Proses perubahan dari telur menjadi anakan siput mata bulan yang bisa menempel di batu karang butuh waktu 4-5 hari. Kecepatan proses itu bergantung ketahanan setiap larva siput mata bulan dan kualitas air. Anakan akan tumbuh besar hingga diameter cangkangnya 3-4 sentimeter dalam waktu satu tahun. Ukuran paling pas untuk dikonsumsi adalah ketika ukuran cangkangnya sekitar 10 cm. Artinya, butuh waktu 2-3 tahun sejak dari telur.
”Pertumbuhan siput mata bulan lambat karena energinya terkuras untuk membangun cangkangnya yang kuat,” tambah Hendra. Energi untuk membangun cangkang empat kali lebih besar dibanding untuk membentuk daging siput.
Budidaya
Turunnya populasi siput mata bulan membuat UPT LPBIL LIPI mengembangkan pembenihan siput mata bulan.

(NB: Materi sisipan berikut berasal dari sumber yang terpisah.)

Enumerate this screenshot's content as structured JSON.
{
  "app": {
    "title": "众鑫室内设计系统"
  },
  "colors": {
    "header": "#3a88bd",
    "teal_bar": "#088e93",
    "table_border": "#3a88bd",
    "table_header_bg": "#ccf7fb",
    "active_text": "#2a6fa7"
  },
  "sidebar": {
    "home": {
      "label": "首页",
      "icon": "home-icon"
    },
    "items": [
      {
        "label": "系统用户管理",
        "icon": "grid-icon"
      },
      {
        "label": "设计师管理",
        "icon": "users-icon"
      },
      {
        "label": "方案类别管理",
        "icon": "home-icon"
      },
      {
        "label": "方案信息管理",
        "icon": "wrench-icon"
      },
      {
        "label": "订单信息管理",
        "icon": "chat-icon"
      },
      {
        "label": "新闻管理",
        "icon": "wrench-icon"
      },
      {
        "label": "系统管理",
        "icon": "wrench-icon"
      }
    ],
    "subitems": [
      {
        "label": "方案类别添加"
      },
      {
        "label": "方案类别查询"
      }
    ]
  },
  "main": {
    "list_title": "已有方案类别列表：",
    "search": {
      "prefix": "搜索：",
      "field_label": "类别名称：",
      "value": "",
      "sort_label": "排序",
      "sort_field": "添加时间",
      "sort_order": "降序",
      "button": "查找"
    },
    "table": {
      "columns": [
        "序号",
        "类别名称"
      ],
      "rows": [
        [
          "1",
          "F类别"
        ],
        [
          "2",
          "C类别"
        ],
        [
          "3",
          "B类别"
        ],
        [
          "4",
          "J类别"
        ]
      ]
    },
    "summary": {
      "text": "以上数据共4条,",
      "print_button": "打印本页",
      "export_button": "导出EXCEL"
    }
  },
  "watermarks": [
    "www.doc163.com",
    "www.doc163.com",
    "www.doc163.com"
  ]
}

Sebagian hasil pembenihan dilepas ke pesisir pertengahan Maret lalu. Menurut rencana, 20.000 ekor siput mata bulan dilepas ke perairan Lombok Utara untuk menambah populasi siput di alam.
Selain itu, benih siput mata bulan itu juga diharapkan bisa dibudidayakan masyarakat langsung, tidak bergantung pada kondisi perairan. ”Siput mata bulan bisa menjadi hidangan laut bernilai menjanjikan, mirip escargot (siput air tawar) yang menjadi makanan mahal di sejumlah negara,” kata peneliti senior UPT LPBIL LIPI Sigit AP Dwiono.
Sebagian besar masyarakat pesisir, termasuk di Lombok, hanya menjadikan siput mata bulan sebagai konsumsi musiman. Mereka mengambil dari alam dan langsung mengolah, tidak memperjualbelikannya. Akibatnya, makanan berprotein tinggi itu sulit masuk daftar menu restoran dan sulit diperoleh masyarakat nonpesisir yang ingin mencicipi karena pasokannya yang tak berkelanjutan.
Jika berhasil dibudidayakan, selain akan menopang kebutuhan pangan masyarakat, siput mata bulan bisa dikembangkan sebagai usaha meningkatkan pendapatan masyarakat pesisir.
Menurut Hendra, kesulitan terbesar pembudidayaan siput mata bulan adalah fase awal yaitu pembenihan. Tahap yang dimulai proses pemijahan hingga menghasilkan larva siput mata bulan itu butuh kecermatan dan peralatan memadai agar lingkungan tempat pemijahan senantiasa mirip kondisi di alam. ”Ukuran larva yang sangat kecil membuatnya rentan perubahan kondisi lingkungan,” ujarnya.
Saat siput mata bulan berukuran sekitar 2 cm, barulah anakan itu bisa dilepas atau dibudidayakan di laut. Siput bisa saja dibudidayakan di darat hingga berukuran 4-5 cm atau siap dikonsumsi. Namun, itu butuh biaya tinggi untuk pakan. Jika dibudidayakan di laut, menggunakan sejenis keranjang atau keramba, siput bisa mencari makan sendiri.
Meskipun demikian, proses budidaya itu belum ada kajian kelayakan secara ekonomi. Menurut Sigit, untuk menggerakkan masyarakat agar mau membudidayakan siput mata bulan butuh keterlibatan pemerintah daerah. Demikian pula bagi industri yang ingin melakukan pembenihan sendiri.